Il est aisé de retrouver Yin et Yang en ce « conflit des contraires » que peut corroborer la Médecine Traditionnelle Chinoise issue de la connaissance du Tao: au même titre que les méridiens d’acupuncture, pour la plupart répartis symétriquement dans le corps humain, il existe un méridien central (Zhong maï) appelé le Vaisseau des hostilités et en lequel – pour ne pas entrer dans des subtilités trop techniques- circulent des « manifestations énergétiques » Yin et Yang qui se traduisent, par exemple, par la libido (instinct de vie) et la destrudo (instinct de mort).
De même, la « substance unique » d’Héraclite rappelle-t-elle le Qi de Tao et de même « l’écoulement perpétuel » est-il synonyme de mutation d’impermanence. Comme il fut dit, les sages du Tao puisent leur savoir d’une part dans l’interne et d’autre part dans la Nature. Or l’interne évolue tout au long d’une vie exactement comme la Nature se modifie en permanence. Au fil des ans, l’arbrisseau devient un arbre et l’arbre lui-même, au sein de la même année, se couvre de feuilles puis se dénude, portant des fleurs qui deviennent fruits. Tout change… sauf le Principe immuable qui est à la base du changement.

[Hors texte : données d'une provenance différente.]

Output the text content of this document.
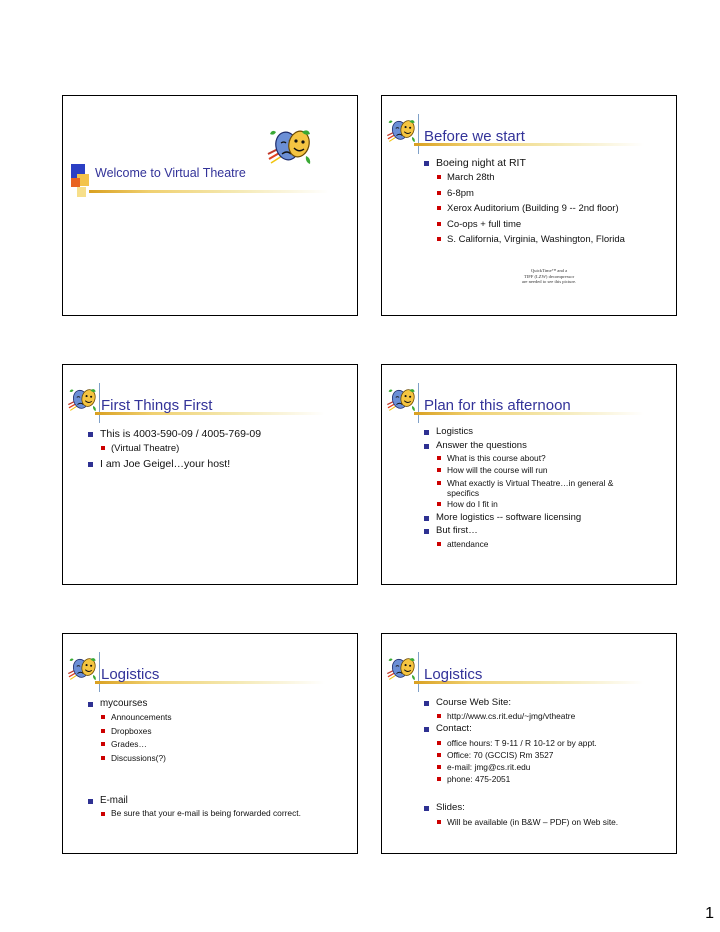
Welcome to Virtual Theatre
Before we start
Boeing night at RIT
March 28th
6-8pm
Xerox Auditorium (Building 9 -- 2nd floor)
Co-ops + full time
S. California, Virginia, Washington, Florida
QuickTime™ and a
TIFF (LZW) decompressor
are needed to see this picture.
First Things First
This is 4003-590-09 / 4005-769-09
(Virtual Theatre)
I am Joe Geigel…your host!
Plan for this afternoon
Logistics
Answer the questions
What is this course about?
How will the course will run
What exactly is Virtual Theatre…in general & specifics
How do I fit in
More logistics -- software licensing
But first…
attendance
Logistics
mycourses
Announcements
Dropboxes
Grades…
Discussions(?)
E-mail
Be sure that your e-mail is being forwarded correct.
Logistics
Course Web Site:
http://www.cs.rit.edu/~jmg/vtheatre
Contact:
office hours: T 9-11 / R 10-12 or by appt.
Office: 70 (GCCIS) Rm 3527
e-mail: jmg@cs.rit.edu
phone: 475-2051
Slides:
Will be available (in B&W – PDF) on Web site.
1
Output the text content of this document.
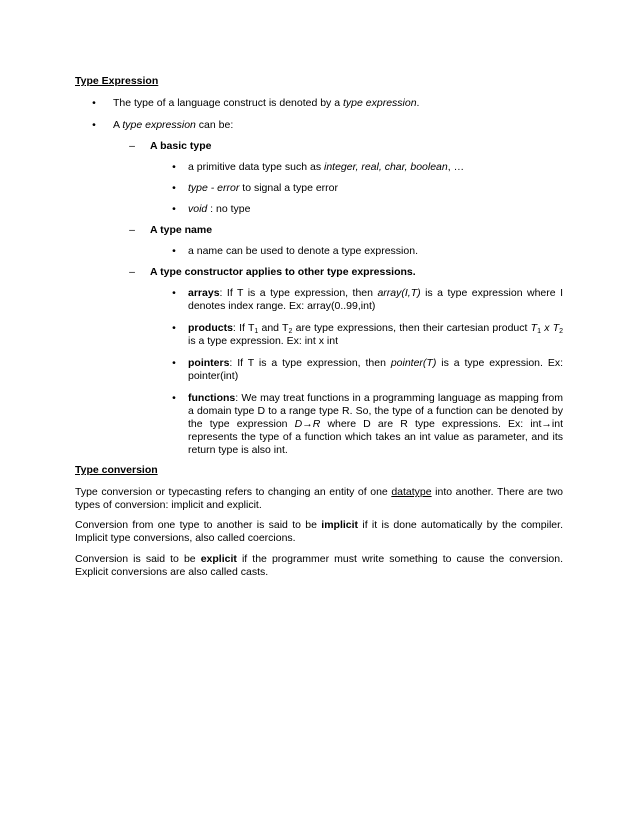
Type Expression
•	The type of a language construct is denoted by a type expression.
•	A type expression can be:
– A basic type
•	a primitive data type such as integer, real, char, boolean, …
•	type - error to signal a type error
•	void : no type
– A type name
•	a name can be used to denote a type expression.
– A type constructor applies to other type expressions.
•	arrays: If T is a type expression, then array(I,T) is a type expression where I denotes index range. Ex: array(0..99,int)
•	products: If $T_1$ and $T_2$ are type expressions, then their cartesian product $T_1$ x $T_2$ is a type expression. Ex: int x int
•	pointers: If T is a type expression, then pointer(T) is a type expression. Ex: pointer(int)
•	functions: We may treat functions in a programming language as mapping from a domain type D to a range type R. So, the type of a function can be denoted by the type expression D→R where D are R type expressions. Ex: int→int represents the type of a function which takes an int value as parameter, and its return type is also int.
Type conversion
Type conversion or typecasting refers to changing an entity of one datatype into another. There are two types of conversion: implicit and explicit.
Conversion from one type to another is said to be implicit if it is done automatically by the compiler. Implicit type conversions, also called coercions.
Conversion is said to be explicit if the programmer must write something to cause the conversion. Explicit conversions are also called casts.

Autrement exprimé, la permanence du non-être engendre l’impermanence de l’être: ce qui est achevé paraît achevé mais ne l’est pas dans son principe, écrit Lie Tseu (Le Vrai Classique du Vide Parfait, livre VI, 11).
Parlant de Tao,Lao Tseu affirme qu’il se meut sans cesse (Tao Te King, 14) mais que, le principe étant permanent, qui saisit le Constant embrasse et saisit tout (Tao Te King, 16).
Quant à Tchouang Tseu, il résout vite le problème du permanent et de l’impermanent: il est inutile de s’interroger sur le fini et l’infini. Derrière les phénomènes qui changent existe le non-changement. Pourquoi ne pas le consulter?
Nous en revenons là à la façon d’envisager les choses sous l’angle du Tao: tout ce qui vit vibre, évolue et se transforme mais il y a quelque chose de « sans nom » qui, d’être sans être, est la permanence. Celui qui part quêter Tao se retrouvera plus que souvent en face de cette constante: les sages cultivent ce qui nous apparaît comme un paradoxe parce que nous voulons comprendre ce qui ne peut en aucun cas être enfermé dans notre intellect. C’est pourquoi ils se réfèrent systématiquement à l’interne.